Months… in what measurement? But they had passed. The Master hated all those bland places the other man dragged him to, to get his head clear, to take a stroll and stretch his limbs, to see something different than the TARDIS and her corridors.
It was a nice change, he had to admit. But what were those forests and mountains to him? What did he care about yellow oceans and giant fish in the sky? What was so special about a cave that reached right into the core of a planet? It had been infested by far too big twenty legged crabs anyway. And not the friendly kind. He still had no idea why throwing some of them into the core had upset the Doctor so much.
It was all just distraction. From his horrible gatekeeper who thought he could fix the Master. There was nothing to fix, only some things to twist and bend until he would no longer be himself. And from the drums, those never ending tormenting beats.
He had smacked the Doctor right into his stupidly grinning face one day when he had dared to babble for an hour about something useless, while the drums had a particularly nasty volume. Worse than that, the Doctor had found him a few times, crumbled to a shaking mess, when they had been unbearable.
He had not believed a word, had been too scared to listen for himself, had been so insolent to tell him they weren't real because he had never heard them whenever they had been connected during their academy years. But oh, stupid Doctor, back then they had been so much quieter.
All the Doctor did was to offer to conduct tests. To find the rhythm. They both knew it wouldn't yield anything, but for the Doctor it was an escape and for the Master it was a tiny slither of hope that maybe one of the devices would pick up on them.
A compromise. A handcuff.
Time drags on and he loses track of it, wants to at least. Being a Time Lord doesn't really allow for it. Somehow they settle in. Somehow they get along, although they don't. It's a routine now, tests, barren planets, shallow conversations that end in rage and an ever growing hatred towards the Doctor, which is almost an impossibility.
And then he finds it, stumbles over the blueprint out of… the blue. The Master grimaces and studies the paper. The cuff isn't that elaborate. It's the simplicity that made it so hard to break. Now he only scoffs, gets out a completely unimportant tool and lightly taps against the band around his wrist, sees it sailing down, too light for a proper fall.
The Master glares at the small thing with as much contempt as fits into his hearts, hating the mere thought of putting it back on. But now that he knows the functionality, he can deactivate the nasty stuff, maybe add something useful.

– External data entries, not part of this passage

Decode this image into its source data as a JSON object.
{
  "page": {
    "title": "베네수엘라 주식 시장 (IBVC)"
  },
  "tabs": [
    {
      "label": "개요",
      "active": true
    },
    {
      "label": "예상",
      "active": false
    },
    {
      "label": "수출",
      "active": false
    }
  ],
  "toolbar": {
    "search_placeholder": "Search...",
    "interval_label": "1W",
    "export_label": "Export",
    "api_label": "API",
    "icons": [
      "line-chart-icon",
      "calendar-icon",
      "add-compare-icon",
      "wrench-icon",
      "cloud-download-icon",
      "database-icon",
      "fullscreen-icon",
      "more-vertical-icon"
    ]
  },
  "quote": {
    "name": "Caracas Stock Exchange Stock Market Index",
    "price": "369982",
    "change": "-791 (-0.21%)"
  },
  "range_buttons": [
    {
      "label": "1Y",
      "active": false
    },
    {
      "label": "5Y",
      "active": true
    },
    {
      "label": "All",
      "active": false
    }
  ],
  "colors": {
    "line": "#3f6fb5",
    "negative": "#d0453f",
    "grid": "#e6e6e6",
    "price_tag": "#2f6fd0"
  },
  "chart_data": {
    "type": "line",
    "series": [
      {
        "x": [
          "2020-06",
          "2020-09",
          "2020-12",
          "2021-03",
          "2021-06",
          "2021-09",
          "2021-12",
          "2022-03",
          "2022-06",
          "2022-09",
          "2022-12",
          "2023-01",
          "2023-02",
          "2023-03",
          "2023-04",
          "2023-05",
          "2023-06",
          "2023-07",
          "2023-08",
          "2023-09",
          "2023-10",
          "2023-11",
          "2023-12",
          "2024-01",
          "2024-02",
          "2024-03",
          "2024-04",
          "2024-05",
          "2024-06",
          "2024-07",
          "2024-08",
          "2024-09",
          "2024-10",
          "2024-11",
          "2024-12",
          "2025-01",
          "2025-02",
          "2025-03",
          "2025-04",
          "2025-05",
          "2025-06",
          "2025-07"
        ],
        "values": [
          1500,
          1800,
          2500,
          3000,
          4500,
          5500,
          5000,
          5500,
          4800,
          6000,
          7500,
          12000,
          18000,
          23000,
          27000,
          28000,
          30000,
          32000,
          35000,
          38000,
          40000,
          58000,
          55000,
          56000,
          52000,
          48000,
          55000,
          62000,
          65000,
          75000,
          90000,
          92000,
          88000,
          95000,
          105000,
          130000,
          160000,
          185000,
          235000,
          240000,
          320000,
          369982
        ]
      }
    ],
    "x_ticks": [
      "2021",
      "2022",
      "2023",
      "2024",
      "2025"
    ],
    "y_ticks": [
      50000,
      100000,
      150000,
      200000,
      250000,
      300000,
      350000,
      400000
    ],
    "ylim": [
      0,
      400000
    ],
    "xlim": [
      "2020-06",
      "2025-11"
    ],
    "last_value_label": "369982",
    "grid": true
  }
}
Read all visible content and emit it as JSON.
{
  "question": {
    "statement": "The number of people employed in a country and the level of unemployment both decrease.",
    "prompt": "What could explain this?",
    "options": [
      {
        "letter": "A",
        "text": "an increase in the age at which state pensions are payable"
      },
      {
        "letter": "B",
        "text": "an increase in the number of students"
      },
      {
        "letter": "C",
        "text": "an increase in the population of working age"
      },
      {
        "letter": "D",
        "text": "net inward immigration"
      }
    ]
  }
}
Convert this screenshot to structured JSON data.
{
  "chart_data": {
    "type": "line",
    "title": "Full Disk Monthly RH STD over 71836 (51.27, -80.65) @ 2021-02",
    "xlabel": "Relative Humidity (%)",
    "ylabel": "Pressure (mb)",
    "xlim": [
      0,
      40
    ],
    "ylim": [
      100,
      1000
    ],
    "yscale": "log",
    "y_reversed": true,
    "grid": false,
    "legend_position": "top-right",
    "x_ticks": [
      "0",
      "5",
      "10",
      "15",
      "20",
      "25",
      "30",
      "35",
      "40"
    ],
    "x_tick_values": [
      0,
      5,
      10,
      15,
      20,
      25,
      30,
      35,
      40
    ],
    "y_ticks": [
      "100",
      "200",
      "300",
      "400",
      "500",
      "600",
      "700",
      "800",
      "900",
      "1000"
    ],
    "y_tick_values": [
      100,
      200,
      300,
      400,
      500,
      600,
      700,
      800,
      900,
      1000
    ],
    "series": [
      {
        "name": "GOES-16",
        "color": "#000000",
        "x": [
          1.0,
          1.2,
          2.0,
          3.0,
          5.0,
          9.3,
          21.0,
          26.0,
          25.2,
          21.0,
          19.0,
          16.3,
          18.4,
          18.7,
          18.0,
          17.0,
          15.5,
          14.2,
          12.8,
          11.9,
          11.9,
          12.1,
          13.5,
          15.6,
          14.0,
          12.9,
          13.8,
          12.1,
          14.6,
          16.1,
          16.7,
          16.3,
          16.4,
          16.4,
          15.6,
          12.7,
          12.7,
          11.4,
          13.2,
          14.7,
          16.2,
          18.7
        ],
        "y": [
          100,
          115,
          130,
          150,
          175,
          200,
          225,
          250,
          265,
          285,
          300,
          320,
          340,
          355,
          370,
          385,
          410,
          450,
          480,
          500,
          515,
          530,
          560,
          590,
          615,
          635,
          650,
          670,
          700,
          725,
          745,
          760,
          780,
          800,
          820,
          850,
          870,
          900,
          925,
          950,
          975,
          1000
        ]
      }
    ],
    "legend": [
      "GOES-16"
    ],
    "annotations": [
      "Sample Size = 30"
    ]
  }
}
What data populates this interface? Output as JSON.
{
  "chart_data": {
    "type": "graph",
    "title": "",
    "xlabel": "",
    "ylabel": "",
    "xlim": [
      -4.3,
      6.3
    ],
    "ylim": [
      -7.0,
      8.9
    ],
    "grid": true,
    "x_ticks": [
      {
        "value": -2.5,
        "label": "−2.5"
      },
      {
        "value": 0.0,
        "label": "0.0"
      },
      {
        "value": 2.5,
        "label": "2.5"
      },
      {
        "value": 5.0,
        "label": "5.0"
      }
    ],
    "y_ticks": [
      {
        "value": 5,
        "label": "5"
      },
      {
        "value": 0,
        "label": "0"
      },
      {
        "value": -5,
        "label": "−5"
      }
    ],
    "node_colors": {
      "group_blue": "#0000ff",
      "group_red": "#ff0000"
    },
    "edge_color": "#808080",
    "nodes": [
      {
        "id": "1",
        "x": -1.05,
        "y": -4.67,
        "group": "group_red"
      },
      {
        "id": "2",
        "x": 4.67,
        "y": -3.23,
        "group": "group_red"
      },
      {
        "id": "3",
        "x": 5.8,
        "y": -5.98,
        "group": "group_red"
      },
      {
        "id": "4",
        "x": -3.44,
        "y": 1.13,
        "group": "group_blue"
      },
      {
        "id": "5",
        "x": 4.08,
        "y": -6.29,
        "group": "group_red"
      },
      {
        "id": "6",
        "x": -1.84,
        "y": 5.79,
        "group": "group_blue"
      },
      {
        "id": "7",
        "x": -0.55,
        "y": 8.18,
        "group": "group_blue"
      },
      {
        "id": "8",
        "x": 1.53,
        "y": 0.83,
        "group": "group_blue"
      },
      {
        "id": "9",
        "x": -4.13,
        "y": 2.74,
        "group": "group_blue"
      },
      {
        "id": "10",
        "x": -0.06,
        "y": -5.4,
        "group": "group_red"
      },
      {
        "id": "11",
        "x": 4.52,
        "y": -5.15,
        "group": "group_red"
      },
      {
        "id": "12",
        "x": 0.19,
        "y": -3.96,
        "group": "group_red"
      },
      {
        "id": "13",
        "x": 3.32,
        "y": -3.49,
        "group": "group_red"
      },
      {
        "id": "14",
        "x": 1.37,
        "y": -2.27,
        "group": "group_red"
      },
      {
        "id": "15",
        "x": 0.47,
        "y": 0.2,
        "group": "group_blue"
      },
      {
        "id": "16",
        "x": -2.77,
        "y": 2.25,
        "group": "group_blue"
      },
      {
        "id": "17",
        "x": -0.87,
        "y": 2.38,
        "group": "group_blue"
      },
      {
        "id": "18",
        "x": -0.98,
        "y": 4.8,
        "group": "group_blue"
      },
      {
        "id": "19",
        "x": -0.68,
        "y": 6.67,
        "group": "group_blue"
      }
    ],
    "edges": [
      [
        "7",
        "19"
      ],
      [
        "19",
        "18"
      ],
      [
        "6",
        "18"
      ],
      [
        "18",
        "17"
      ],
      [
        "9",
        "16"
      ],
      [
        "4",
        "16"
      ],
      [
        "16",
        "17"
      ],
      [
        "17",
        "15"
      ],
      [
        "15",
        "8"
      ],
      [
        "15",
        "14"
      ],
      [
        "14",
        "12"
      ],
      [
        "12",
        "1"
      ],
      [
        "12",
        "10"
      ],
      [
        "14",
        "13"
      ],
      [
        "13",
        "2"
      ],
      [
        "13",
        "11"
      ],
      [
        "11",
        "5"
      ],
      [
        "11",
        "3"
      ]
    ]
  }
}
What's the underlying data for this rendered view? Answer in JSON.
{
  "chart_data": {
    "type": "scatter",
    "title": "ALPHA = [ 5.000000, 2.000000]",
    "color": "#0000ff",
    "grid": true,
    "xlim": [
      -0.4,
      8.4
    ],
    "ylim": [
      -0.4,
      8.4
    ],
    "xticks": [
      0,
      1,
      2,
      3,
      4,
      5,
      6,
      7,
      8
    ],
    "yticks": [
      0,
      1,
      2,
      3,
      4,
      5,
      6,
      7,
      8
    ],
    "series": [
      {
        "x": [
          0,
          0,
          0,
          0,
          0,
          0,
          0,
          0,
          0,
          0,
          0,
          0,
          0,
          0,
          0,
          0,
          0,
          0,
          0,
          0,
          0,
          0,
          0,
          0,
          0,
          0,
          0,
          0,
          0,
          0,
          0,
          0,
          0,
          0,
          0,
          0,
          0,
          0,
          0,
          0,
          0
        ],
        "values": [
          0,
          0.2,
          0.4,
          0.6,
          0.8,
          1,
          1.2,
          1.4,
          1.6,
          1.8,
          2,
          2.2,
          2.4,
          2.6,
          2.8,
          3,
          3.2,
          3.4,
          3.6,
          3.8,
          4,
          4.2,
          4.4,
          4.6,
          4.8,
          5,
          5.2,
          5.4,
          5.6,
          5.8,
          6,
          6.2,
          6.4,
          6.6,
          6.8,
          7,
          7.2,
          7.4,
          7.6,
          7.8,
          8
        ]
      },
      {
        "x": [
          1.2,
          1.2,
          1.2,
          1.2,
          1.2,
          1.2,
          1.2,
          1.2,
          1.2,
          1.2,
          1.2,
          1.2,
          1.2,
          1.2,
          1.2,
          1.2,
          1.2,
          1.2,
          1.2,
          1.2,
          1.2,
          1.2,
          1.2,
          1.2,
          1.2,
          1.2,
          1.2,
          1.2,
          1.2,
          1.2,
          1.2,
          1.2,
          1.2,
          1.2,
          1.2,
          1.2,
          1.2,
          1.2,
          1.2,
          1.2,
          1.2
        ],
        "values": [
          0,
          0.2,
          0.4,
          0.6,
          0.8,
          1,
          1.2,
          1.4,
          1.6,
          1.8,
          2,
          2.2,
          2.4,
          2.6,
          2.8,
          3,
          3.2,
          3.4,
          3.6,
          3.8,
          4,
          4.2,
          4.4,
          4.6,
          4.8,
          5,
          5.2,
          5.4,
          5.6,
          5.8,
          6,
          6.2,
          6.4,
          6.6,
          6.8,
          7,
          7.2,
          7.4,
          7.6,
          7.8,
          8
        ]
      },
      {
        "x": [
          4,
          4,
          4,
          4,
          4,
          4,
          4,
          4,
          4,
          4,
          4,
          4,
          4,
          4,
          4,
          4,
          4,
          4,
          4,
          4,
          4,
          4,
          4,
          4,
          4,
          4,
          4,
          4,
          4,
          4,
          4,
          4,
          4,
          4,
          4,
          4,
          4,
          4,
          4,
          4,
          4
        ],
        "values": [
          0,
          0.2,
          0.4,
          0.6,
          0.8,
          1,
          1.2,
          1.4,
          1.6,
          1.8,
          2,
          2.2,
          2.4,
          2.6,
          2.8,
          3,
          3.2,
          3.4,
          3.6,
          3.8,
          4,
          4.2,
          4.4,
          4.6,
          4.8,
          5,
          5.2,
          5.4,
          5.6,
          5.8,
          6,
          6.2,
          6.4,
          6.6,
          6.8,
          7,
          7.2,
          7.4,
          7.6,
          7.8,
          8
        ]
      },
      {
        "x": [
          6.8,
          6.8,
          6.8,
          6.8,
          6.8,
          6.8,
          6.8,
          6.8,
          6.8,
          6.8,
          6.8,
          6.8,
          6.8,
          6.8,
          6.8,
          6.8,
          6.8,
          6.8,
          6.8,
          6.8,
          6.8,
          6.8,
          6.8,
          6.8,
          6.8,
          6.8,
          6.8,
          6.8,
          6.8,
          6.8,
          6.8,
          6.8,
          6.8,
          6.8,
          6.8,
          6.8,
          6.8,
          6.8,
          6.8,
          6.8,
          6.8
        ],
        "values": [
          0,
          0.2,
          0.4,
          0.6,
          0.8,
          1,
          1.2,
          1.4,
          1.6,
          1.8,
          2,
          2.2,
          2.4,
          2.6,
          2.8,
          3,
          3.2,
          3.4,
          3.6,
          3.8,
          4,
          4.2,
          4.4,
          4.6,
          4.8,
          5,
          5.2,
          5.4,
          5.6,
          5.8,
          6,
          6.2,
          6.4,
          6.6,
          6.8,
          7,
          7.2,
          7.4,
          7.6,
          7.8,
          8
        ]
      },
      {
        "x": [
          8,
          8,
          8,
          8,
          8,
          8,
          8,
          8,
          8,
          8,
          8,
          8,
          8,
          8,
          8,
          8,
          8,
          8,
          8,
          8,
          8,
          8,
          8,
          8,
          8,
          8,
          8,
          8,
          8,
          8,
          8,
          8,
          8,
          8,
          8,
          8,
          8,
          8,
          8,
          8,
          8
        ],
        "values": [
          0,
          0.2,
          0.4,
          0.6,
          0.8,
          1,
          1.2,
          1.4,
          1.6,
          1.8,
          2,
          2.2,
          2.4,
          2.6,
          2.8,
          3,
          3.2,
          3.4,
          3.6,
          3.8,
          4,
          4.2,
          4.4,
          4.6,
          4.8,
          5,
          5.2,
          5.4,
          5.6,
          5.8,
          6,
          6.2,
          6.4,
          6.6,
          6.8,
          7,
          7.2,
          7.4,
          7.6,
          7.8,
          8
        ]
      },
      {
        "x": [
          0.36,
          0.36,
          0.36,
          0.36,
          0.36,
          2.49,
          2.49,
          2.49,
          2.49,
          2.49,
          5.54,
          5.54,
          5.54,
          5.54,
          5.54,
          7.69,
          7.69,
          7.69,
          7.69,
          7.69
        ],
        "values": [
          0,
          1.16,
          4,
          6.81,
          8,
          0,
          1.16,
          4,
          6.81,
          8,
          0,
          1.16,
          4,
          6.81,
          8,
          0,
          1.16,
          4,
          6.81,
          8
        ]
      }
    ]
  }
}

The Doctor doesn't recognize a thing. He takes him to a few inhabited places for the first time, hopes. The Master pretends to be mildly interested, has a nice and friendly chat with a local inhabitant. The Doctor beams whenever he thinks the Master can't see it. But he does.
He behaves. For the most part. The Doctor is too infuriating to keep the mask on all the time. He pretends to have calmed down, to have accepted his fate as a prisoner. As a reward he is left out of sight more often.
It's a relief, honestly, but the Master would never admit to that. The price to pay was too high. And he wasn't sure for how long he would be able to keep the act up. Too much heat and pain were surging through his mind.
But for a while… for a while he could manage.